“Me enteré de que sería deportado a África apenas unas horas antes del vuelo. Nadie me lo notificó, lo descubrí yo mismo por casualidad al alcanzar a ver mi nombre en la lista de personas que, sin saberlo, seríamos trasladados a Liberia, un país del que nunca antes había oído hablar”, relató C. al diario español El País.
El venezolano, de 36 años, que llevaba cinco años viviendo y trabajando en Estados Unidos, prosiguió: “No tuve tiempo de defenderme legalmente ni de despedirme de mi familia. No pude hacer nada: ya estaba todo decidido”.
El 19 de agosto, los agentes del Servicio de Control de Inmigración y Aduanas de Estados Unidos (ICE, por sus siglas en inglés) lo embarcaron en un vuelo chárter que despegó desde Alexandria, Luisiana, deportándolo a Liberia, en África Occidental, junto a otros ciudadanos procedentes de América Latina, el Caribe y el África subsahariana.
Se trata del primer grupo de las cerca de 1.200 personas en total que el gobierno liberiano de Joseph N. Boakai aceptó recibir en el plazo de un año mediante uno de los mayores acuerdos bilaterales suscritos por la Administración Trump en el marco de su política antiinmigración.
A la llegada a la capital, Monrovia, de las 20 personas destinadas a Liberia, seis se habrían negado a bajar del avión y fueron deportadas posteriormente a Malabo, en Guinea Ecuatorial.
Las personas que se quedaron en Liberia, como C., llevan más de una semana pasando los días en un hotel de Marshall —una ciudad costera a unos 50 kilómetros de la capital— adonde fueron trasladadas justo después del desembarco y del que nadie sabe cuándo saldrán.
C., que cuenta con esta protección, jamás imaginó terminar en uno de los países más pobres del mundo. Pasó toda su vida en la región de los Andes venezolanos y salió en 2021, acorralado por la crisis política y económica.
“Como opositor político, arriesgué mucho en mi último año allá. Huí de Venezuela porque estuve a punto de que me mataran”, relató. Una vez en EE. UU., obtuvo un permiso de residencia temporal con renovación anual que le permitía trabajar legalmente en el país.
“De día trabajaba en la venta de vehículos y por las noches entregaba comida a domicilio. Llevaba una vida normal, respetando la ley”, contó. “Un día de diciembre de 2025, me presenté en las oficinas de inmigración para los controles de rutina. Después de una media hora, me dijeron que me iban a detener, que tenían que hacer una investigación especial sobre mi caso y que me mantendrían en custodia durante las dos semanas siguientes hasta tomar una decisión”.
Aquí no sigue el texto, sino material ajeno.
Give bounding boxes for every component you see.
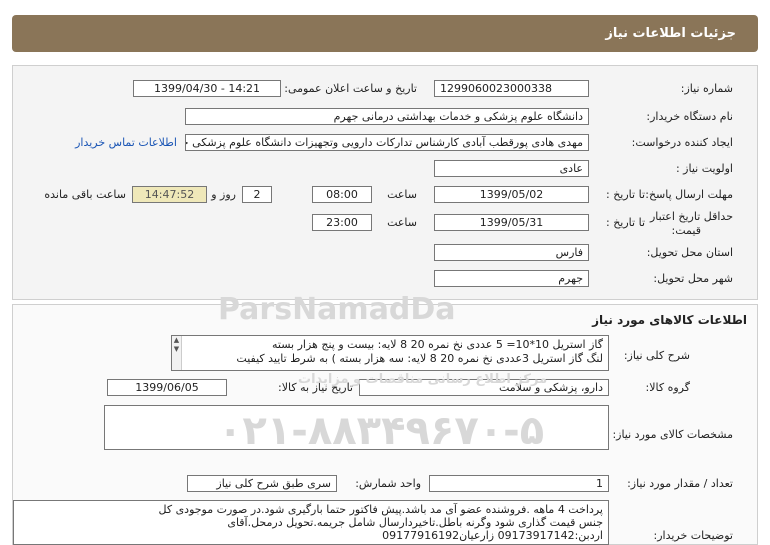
validity-time-field: 23:00 (312, 214, 372, 231)
goods-panel: اطلاعات کالاهای مورد نیاز شرح کلی نیاز: … (12, 304, 758, 545)
need-number-field: 1299060023000338 (434, 80, 589, 97)
priority-label: اولویت نیاز : (675, 162, 733, 175)
days-label: روز و (211, 188, 236, 201)
buyer-notes-field: پرداخت 4 ماهه .فروشنده عضو آی مد باشد.پی… (13, 500, 609, 545)
description-line-1: گاز استریل 10*10= 5 عددی نخ نمره 20 8 لا… (272, 338, 603, 351)
announce-datetime-field: 1399/04/30 - 14:21 (133, 80, 281, 97)
scroll-up-icon: ▲ (173, 336, 180, 344)
countdown-field: 14:47:52 (132, 186, 207, 203)
deadline-label: مهلت ارسال پاسخ: (645, 188, 733, 201)
deadline-time-field: 08:00 (312, 186, 372, 203)
description-scrollbar[interactable]: ▲ ▼ (172, 336, 182, 370)
notes-line-3: اردبن:09173917142 زارعیان09177916192 (382, 529, 603, 542)
unit-label: واحد شمارش: (355, 477, 421, 490)
need-date-label: تاریخ نیاز به کالا: (278, 381, 353, 394)
general-description-field: ▲ ▼ گاز استریل 10*10= 5 عددی نخ نمره 20 8… (171, 335, 609, 371)
notes-line-1: پرداخت 4 ماهه .فروشنده عضو آی مد باشد.پی… (158, 503, 604, 516)
remaining-label: ساعت باقی مانده (44, 188, 126, 201)
page-title: جزئیات اطلاعات نیاز (605, 26, 736, 41)
description-line-2: لنگ گاز استریل 3عددی نخ نمره 20 8 لایه: … (236, 352, 603, 365)
validity-date-field: 1399/05/31 (434, 214, 589, 231)
province-field: فارس (434, 244, 589, 261)
validity-label-line2: قیمت: (671, 224, 701, 237)
deadline-time-label: ساعت (387, 188, 417, 201)
scroll-down-icon: ▼ (173, 345, 180, 353)
requester-label: ایجاد کننده درخواست: (631, 136, 733, 149)
buyer-notes-label: توضیحات خریدار: (653, 529, 734, 542)
need-number-label: شماره نیاز: (680, 82, 733, 95)
priority-field: عادی (434, 160, 589, 177)
buyer-contact-link[interactable]: اطلاعات تماس خریدار (75, 136, 177, 149)
deadline-to-date-label: تا تاریخ : (606, 188, 645, 201)
general-description-label: شرح کلی نیاز: (623, 349, 690, 362)
goods-group-field: دارو، پزشکی و سلامت (359, 379, 609, 396)
quantity-field: 1 (429, 475, 609, 492)
validity-time-label: ساعت (387, 216, 417, 229)
buyer-org-field: دانشگاه علوم پزشکی و خدمات بهداشتی درمان… (185, 108, 589, 125)
buyer-org-label: نام دستگاه خریدار: (646, 110, 733, 123)
specifications-label: مشخصات کالای مورد نیاز: (612, 428, 733, 441)
city-label: شهر محل تحویل: (653, 272, 733, 285)
goods-section-title: اطلاعات کالاهای مورد نیاز (592, 313, 747, 327)
quantity-label: تعداد / مقدار مورد نیاز: (627, 477, 733, 490)
deadline-date-field: 1399/05/02 (434, 186, 589, 203)
goods-group-label: گروه کالا: (645, 381, 690, 394)
notes-line-2: جنس قیمت گذاری شود وگرنه باطل.تاخیردارسا… (227, 516, 603, 529)
requester-field: مهدی هادی پورقطب آبادی کارشناس تدارکات د… (185, 134, 589, 151)
province-label: استان محل تحویل: (646, 246, 733, 259)
days-remaining-field: 2 (242, 186, 272, 203)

Esas dos semanas se convirtieron en ocho largos meses de detención administrativa que terminaron en un traslado forzoso a un país con el que C. no tiene ningún vínculo familiar ni legal, y del que ni siquiera conoce el idioma.
“En ocho meses me trasladaron por nueve centros de detención diferentes. Son lugares donde nadie querría estar: sucios, llenos de ratas. Son centros donde también hay personas que han cometido delitos, pero yo soy inocente”.
Lo que más lo conmueve es no haber podido ver nacer a su único hijo. “Cuando nació, yo ya estaba detenido. Ahora tiene cinco meses y no puedo abrazarlo; solo puedo verlo por videollamada. Son cosas que no se le desean a nadie”.
El poco consuelo que le queda es que, a diferencia de otros deportados en África, no ha terminado en una prisión. El gobierno liberiano aseguró que las personas deportadas a Liberia serían libres de moverse por el país, solicitar asilo allí o marcharse.